There have been further changes to the band’s line-up with drummer Mike Byrne and bassist Nicole Fiorentino the most recent departures earlier this year. Given Corgan’s autocratic reputation it’s hard to know if these changes impacted on his writing or mindset going into a new album. Probably not but Monuments to an Elegy certainly has an air of decluttering and fresh air about it. Nine songs in thirty three minutes, easily their shortest album to date, it has a compact, getting-down-to-business feel about it with tight, concise structures and a clear aversion to convolution.

Sonically it’s a typical Corgan record with layered guitars that hybridise metal, punk, prog and new wave, solid rock drumming courtesy of new recruit (for this album at least) Tommy Lee and the most rewarding integration of synths and rock music that he has achieved to-date. From the brief drum machine interlude on the soaring ‘Being Beige’ to the New Order/Depeche Mode facsimile ‘Dorian’ and the sparkling retro synth pulse of ‘Run 2 Me’ (that threatens pomposity but somehow manages to rein itself in) Corgan’s use of digital technology is seamless and to the advantage of the song at all times. Naturally it brings to mind Adore and indeed this record was produced by Howard Willing, who worked on that 1998 album.

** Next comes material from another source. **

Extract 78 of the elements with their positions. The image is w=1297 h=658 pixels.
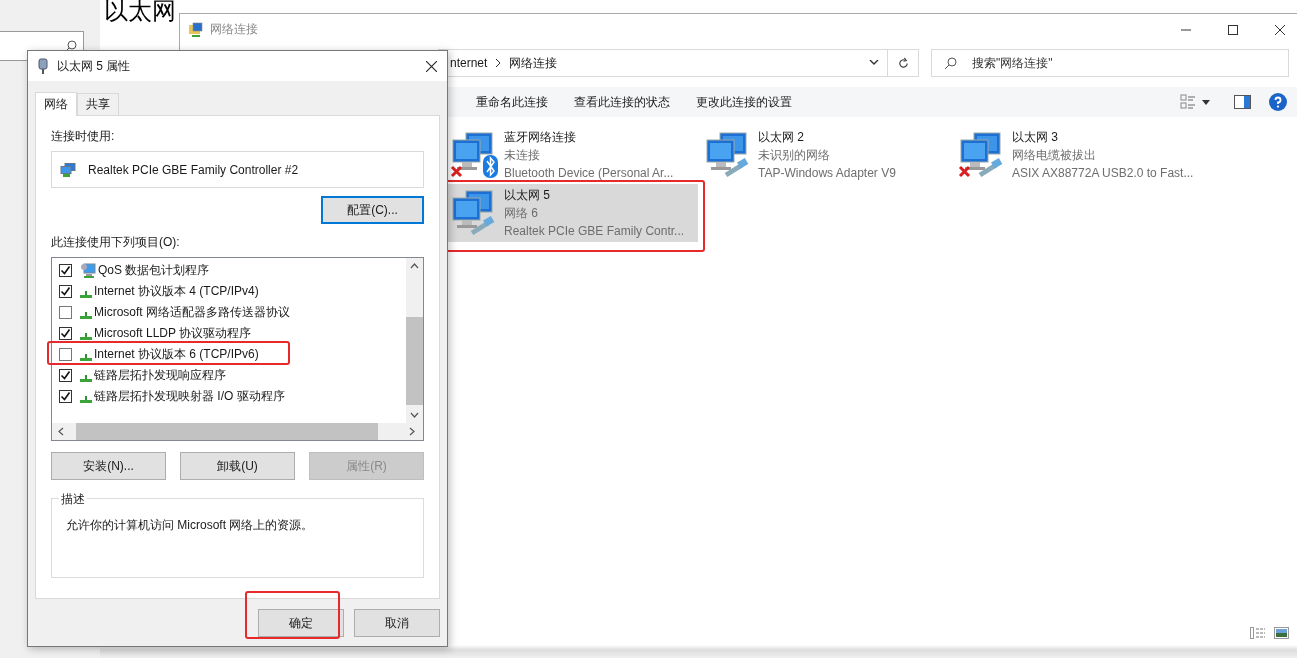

‘Anti-Hero’ and ‘Monuments’ hark back to the angst-laden, reach-for-the-stars sound of Siamese Dream and Melon Collie and the Infinite Sadness and they succeed quite magnificently by basing themselves around strong bedrock guitar riffs that churn, buzz and spark beneath many of Corgan’s finest choruses and vocal melodies to date. Corgan’s detractors often cite his nasal whine as a deterrent to their listening pleasure but here it sounds just right. Much of the subject matter still covers the same ground of love lost and and found, heartbreak and hope but he communicates the essence of each song succinctly and without too much metaphorical grandeur.

Monuments to an Elegy is a better album than most expected Corgan still capable of. A lack of excess and musical procrastination are it’s selling points, coupled with effortless song craft and a spirit akin to a reawakening and realisation of where his artistic strengths lie.